Kanaatimizce Yahudi-Hıristiyan (Judeo-Christian) kültürünün şekillendirdiği Batı toplumlarında İslamofobinin tamamen ortadan kalkması mümkün olmayacaktır. Zira meselenin temeline inildiği zaman bunun esasında İslami ve Yahudi-Hıristiyan dini bakış açıları arasındaki bir hak-batıl mücadelesi olduğu görülebilir. Eğer Batı toplumları İslam'ı gerçek bir din olarak algılayıp, Müslümanlara hakikaten saygı duyar ve bununla bağlantılı olarak uluslararası arenada Müslümanlar üzerinden dünyaya şekil verme hevesinden vaz geçerse İslamofobi ortadan kalkabilir. Müslümanlara karşı İslamofobik davranışların yaygın olduğu Batı ülkelerinde genellikle düşünüldüğü gibi İslamofobi tamamen Müslümanlardan kaynaklanan bir sorun olmayıp, bahsi geçen toplumların kendi Müslüman algılarının bir sonucudur. Mesela, çokkültürlülüğün görünürde sorunsuz devam ettiği ve ilgili kurumların bu durumun devamını sağlamak için çaba sarfettiği gözlense de zaman zaman ortaya çıkan tablolar İngiltere gibi bir Batı ülkesinde çokkültürlülük hususunda bir hazım zorluğunun yaşandığı izlenimini vermektedir. İslamofobi, farklı kültürlerin ve dinlerin bir arada yaşamasına tahammülün olmadığı yerlerde ortaya çıkmaktadır. "Onlar" ve "biz", "dost" ve "düşman", "İslam Batı'ya karşı" gibi ayrımların keskin bir biçimde ve sadece dinler veya kültürler temel alınarak dillendirildiği yerlerde çokkültürlülük barınamayacağı gibi İslamofobi de ortadan kalkmayacaktır.

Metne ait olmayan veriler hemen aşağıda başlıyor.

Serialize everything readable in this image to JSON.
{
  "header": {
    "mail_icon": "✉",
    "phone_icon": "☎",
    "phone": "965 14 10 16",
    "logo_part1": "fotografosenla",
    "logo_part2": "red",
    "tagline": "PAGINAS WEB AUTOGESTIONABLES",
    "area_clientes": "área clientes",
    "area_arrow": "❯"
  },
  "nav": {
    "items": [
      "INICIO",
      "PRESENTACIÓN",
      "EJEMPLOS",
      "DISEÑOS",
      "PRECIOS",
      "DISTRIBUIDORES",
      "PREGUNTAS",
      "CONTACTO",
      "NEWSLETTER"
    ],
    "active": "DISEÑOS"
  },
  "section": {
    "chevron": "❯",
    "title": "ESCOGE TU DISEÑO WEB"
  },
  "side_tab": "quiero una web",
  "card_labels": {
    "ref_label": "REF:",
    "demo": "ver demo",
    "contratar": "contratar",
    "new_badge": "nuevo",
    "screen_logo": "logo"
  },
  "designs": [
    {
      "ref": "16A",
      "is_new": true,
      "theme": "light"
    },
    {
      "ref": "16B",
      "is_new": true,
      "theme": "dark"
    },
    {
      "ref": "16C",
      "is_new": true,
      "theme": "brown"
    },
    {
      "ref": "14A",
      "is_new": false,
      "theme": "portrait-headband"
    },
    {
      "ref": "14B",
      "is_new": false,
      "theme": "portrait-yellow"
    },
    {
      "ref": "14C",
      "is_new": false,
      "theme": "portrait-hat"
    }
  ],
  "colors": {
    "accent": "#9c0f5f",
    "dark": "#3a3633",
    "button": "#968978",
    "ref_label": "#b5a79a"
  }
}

İslamofobi'nin Müslümanlardan hatta bazı "kötü" Müslümanlardan kaynaklandığı yönündeki yorumlar hakkında ne dersiniz?
Müslümanların içerisinde kötülerin bulunduğu bir gerçektir. Her toplumun çürük elmaları vardır. Fakat "sû-i misal emsal olmaz" kuralından hareketle bunlar bütün toplumu temsil ediyormuş gibi algılanmamalıdır. Böyle bir yaklaşım aslında her hangi bir toplumu bütünüyle "silmek" için herkes tarafından kullanılabilir. Mesela Norveç katliamını gerçekleştiren Breivik ele alınıp bütün Hıristiyanlar kolaylıkla mahkûm edilebilir. Ama bu sorunun çözümü olmayacaktır. İslamofobik davranışların bazıları işte bu kötü Müslümanlar sebebiyle olabilir. Fakat bunu söylemek büyük resmi görmemek olur. Zira İslamofobi konusunda öne çıkan ülkelerde acaba iyi Müslümanların ne kadar teşvik gördüğü, öne çıkarıldığı ve örnek gösterildiği sorulsa nasıl cevap verilecektir? Daha doğrusu o ülke ve toplumlara göre "iyi Müslüman" kimdir? Dolayısıyla böyle bir yargıda bulunmak suçu Müslümanlara yıkmak olur ki bu da kolaycılıktır. İslamofobi Batılı insanın kafasını çok eski zamanlardan beri bürüyen ve zaman zaman ciddi bir biçimde kendini gösteren bir hastalıktır ve öncelikli ve ilk sebebi Batılı zihiniyetin hastalıklı İslam algısıdır.
İngiltere'deki İslamofobik tavırların Müslümanlar için ortaya çıkardığı avantajlar neler?
Muhakkak ki İslamofobi Müslümanlar için yıkıcı ve bezdirici bir sorundur. Ama her şerde bir hayır olduğu gibi onlar için de bunun bazı avantajları ortaya çıkabilmektedir. Şöyle ki, Müslümanların karşı karşıya kaldıkları İslamofobi tehlikesi, bir yandan onların yabancı bir kültürdeki hayatlarını zorlaştırırken diğer yandan kendi aralarındaki "safların sıklaştırılmasına" da vesile olmaktadır. Farklı kültürel arkaplanları olan ve İngiltere'de ortak bir dil geliştiremeyen Müslümanlar, şimdi topyekün "ortak düşman" olarak görüldükleri için birbirlerine kenetlenme ve sorunlarla birlikte baş etme kararlılığını gösterebilmektedirler. Bu da iyi bir şeydir.